Human L-Ficolin (Ficolin-2) and Its Clinical Significance

1Scottish National Blood Transfusion Service, National Science Laboratory, Ellen’s Glen Road, Edinburgh EH17 7QT, UK
2MRC Centre for Inflammation Research, University of Edinburgh, 47 Little France Crescent, Edinburgh EH16 4TJ, UK

Received 15 September 2011; Accepted 14 November 2011

Academic Editor: Misao Matsushita

Copyright © 2012 David C. Kilpatrick and James D. Chalmers. This is an open access article distributed under the Creative Commons Attribution License, which permits unrestricted use, distribution, and reproduction in any medium, provided the original work is properly cited.

Abstract

Human L-ficolin (P35, ficolin-2) is synthesised in the liver and secreted into the bloodstream where it is one of the major pattern recognition molecules of plasma/serum. Like other ficolins, it consists of a collagen-like tail region linked to a fibrinogen-related globular head; a basic triplet subunit arises via a collagen-like triple helix, and this then forms higher multimers (typically a 12-mer, Mr 400K).
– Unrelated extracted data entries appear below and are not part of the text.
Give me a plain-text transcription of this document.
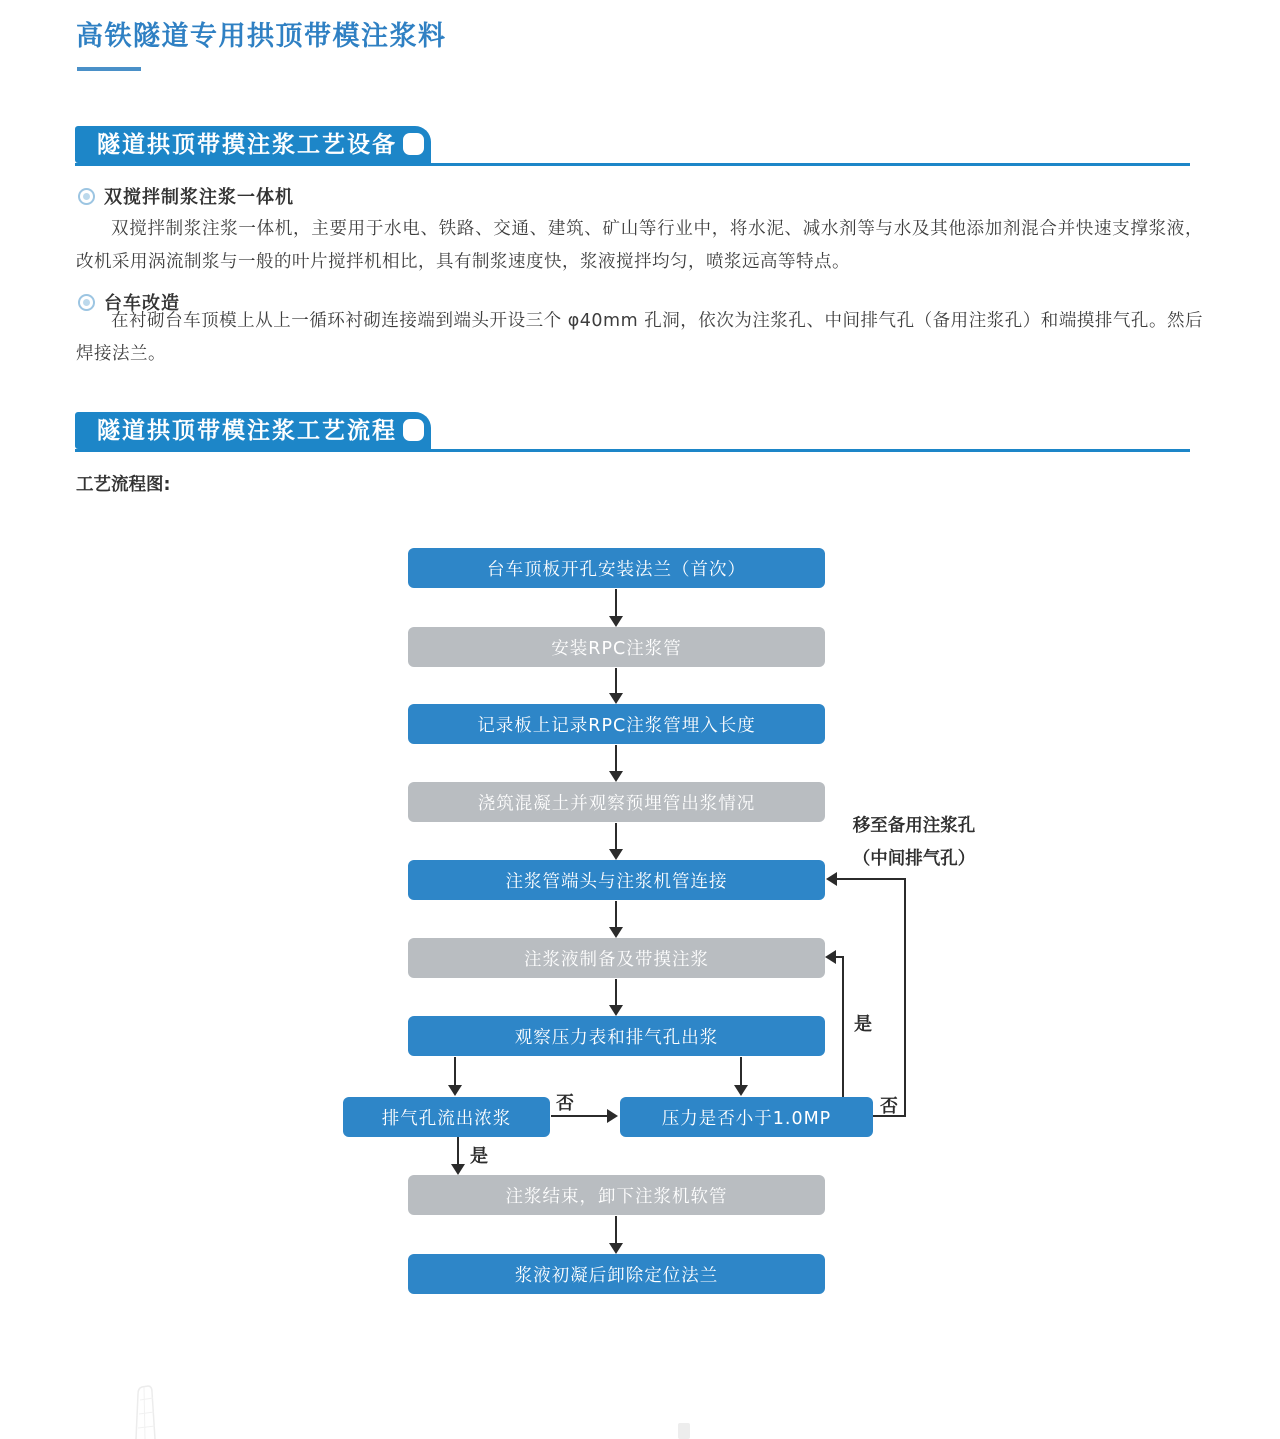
高铁隧道专用拱顶带模注浆料
隧道拱顶带摸注浆工艺设备
双搅拌制浆注浆一体机
双搅拌制浆注浆一体机，主要用于水电、铁路、交通、建筑、矿山等行业中，将水泥、减水剂等与水及其他添加剂混合并快速支撑浆液，改机采用涡流制浆与一般的叶片搅拌机相比，具有制浆速度快，浆液搅拌均匀，喷浆远高等特点。
台车改造
在衬砌台车顶模上从上一循环衬砌连接端到端头开设三个 φ40mm 孔洞，依次为注浆孔、中间排气孔（备用注浆孔）和端摸排气孔。然后焊接法兰。
隧道拱顶带模注浆工艺流程
工艺流程图:
台车顶板开孔安装法兰（首次）
安装RPC注浆管
记录板上记录RPC注浆管埋入长度
浇筑混凝土并观察预埋管出浆情况
注浆管端头与注浆机管连接
注浆液制备及带摸注浆
观察压力表和排气孔出浆
排气孔流出浓浆	压力是否小于1.0MP
注浆结束，卸下注浆机软管
浆液初凝后卸除定位法兰
否
是
是
否
移至备用注浆孔
（中间排气孔）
Unlike other ficolins, it has a complex set of binding sites arranged within an internal cleft enabling it to recognise a variety of molecular patterns including acetylated sugars and certain 1,3-β-glucans. It is one of the few molecules known to activate the lectin pathway of complement. Recently, some disease association studies (at either the DNA or protein level) have implicated L-ficolin in innate immunity, where it might cooperate with pentraxins and collectins. Emerging lines of evidence point to a role for L-ficolin in respiratory immunity, where its affinity for Pseudomonas aeruginosa could be significant.